The contrast between the old and the new couldn't have been more pronounced.
Speaking after she had won gold in the women's +75kg weightlifting category on Day 9, China's Meng Suping announced that she had performed her duty for her country and for the Party. Once she had received this duty, she said, she pursued it.
That pursuit was certainly effective, but only the most conservative of hearts would have been touched by her comments.
Meanwhile, the moments following the women's 3m springboard final in which China won gold and silver, were among the most emotionally charged seen so far in Rio.
Immediately following the medal ceremony, He Zi, who won silver, had just received a marriage proposal on the podium from boyfriend and fellow diver Qin Kai. Meanwhile, Shi Tingmao, who won gold, had known about the plan all along, and had a ringside seat to the moment alongside third-place finisher Italian Tania Cagnotto.
Even Cagnotto, who later announced her retirement, joined the love fest, saying that Shi and He were among her favorite divers in the world and that her own bronze felt like gold.
But Qin summed it up perfectly when he told his girlfriend of six years, "This is the way it's supposed to be." In other words, there are more important things than sport.
While true sporting performances - such as Wayde van Niekerk's stunning 400m world record run or Usain Bolt's third straight Olympic 100m title - will inspire the next generation of athletes, the Olympics are also supposed to be about the feel-good stories that transcend sport and capture the imagination of everyone, not just those in the sporting arena.

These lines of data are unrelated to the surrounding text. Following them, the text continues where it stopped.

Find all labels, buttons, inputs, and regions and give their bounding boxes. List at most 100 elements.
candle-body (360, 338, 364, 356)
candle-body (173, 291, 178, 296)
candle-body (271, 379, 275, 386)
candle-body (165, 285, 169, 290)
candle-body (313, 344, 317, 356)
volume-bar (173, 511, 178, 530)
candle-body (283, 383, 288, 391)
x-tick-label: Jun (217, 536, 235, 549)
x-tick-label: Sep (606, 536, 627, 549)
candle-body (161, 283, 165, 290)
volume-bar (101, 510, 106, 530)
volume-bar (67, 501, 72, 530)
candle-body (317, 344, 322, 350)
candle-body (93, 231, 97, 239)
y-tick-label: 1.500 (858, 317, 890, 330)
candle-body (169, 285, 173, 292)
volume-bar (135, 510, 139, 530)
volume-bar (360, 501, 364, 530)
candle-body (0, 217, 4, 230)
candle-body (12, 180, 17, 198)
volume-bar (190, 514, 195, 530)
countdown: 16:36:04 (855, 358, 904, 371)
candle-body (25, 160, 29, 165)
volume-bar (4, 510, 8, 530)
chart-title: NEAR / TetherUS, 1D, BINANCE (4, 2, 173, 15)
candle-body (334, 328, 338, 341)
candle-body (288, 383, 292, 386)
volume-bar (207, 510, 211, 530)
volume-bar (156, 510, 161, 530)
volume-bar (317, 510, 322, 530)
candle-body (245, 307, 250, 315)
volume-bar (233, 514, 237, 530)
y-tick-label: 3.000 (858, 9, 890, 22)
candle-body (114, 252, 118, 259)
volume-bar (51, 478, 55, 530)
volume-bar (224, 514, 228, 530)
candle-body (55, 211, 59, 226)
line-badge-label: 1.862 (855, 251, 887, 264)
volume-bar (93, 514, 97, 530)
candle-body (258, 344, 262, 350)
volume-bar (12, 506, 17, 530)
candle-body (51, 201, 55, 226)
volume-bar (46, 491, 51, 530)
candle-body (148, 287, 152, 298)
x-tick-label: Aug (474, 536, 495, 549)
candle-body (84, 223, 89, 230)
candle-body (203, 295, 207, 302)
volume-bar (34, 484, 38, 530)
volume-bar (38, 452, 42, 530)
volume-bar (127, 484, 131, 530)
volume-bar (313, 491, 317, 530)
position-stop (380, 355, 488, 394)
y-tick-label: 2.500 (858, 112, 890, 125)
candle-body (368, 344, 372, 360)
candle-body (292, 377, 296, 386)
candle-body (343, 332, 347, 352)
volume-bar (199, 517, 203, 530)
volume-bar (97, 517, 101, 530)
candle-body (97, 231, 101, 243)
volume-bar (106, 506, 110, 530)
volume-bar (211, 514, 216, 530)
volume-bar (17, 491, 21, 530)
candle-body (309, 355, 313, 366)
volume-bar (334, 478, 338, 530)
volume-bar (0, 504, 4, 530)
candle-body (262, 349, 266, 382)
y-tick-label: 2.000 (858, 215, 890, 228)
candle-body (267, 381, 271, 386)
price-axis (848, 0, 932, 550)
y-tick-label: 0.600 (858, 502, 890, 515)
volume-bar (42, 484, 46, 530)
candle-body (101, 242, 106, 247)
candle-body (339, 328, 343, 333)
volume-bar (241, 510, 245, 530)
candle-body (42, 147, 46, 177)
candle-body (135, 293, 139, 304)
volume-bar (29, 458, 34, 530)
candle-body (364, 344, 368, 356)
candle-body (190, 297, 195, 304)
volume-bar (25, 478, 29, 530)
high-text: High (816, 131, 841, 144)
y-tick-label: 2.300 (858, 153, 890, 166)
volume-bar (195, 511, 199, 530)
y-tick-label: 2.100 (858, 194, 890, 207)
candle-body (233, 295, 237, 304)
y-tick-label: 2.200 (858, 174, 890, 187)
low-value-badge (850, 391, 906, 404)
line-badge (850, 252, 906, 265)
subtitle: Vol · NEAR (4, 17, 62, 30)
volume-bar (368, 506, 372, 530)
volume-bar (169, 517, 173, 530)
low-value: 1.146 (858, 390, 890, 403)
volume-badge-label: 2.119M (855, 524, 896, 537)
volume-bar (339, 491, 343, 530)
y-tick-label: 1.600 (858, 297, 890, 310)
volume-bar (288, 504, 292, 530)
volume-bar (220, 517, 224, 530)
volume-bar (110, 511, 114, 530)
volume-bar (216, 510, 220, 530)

After the bitter feuds in the lead-up to these Games over the handling of Russia's doping scandal, which then extended into the first week when Sun Yang, Mack Horton and other swimmers fired plenty of verbal shots at each other, it now feels that the Olympics are beginning to regain their mojo.
There has been much hand-wringing over the fact that China now sits not only behind the Americans in the medal table, but behind the Brits too.
TV presenters have been keen to point out that China still has plenty of solid golden hopes, with three more diving competitions, plenty of badminton matches and the table tennis team events sure to net China some serious hardware in the days to come.
But if the lasting memories of these Games for China are of exuberant swimmer Fu Yuanhui speaking her mind or of diver Qin Kai proposing to his girlfriend in the most public ways - rather than the old-school military dedication which won Meng her weightlifting gold - then surely the nation will be all the better for it.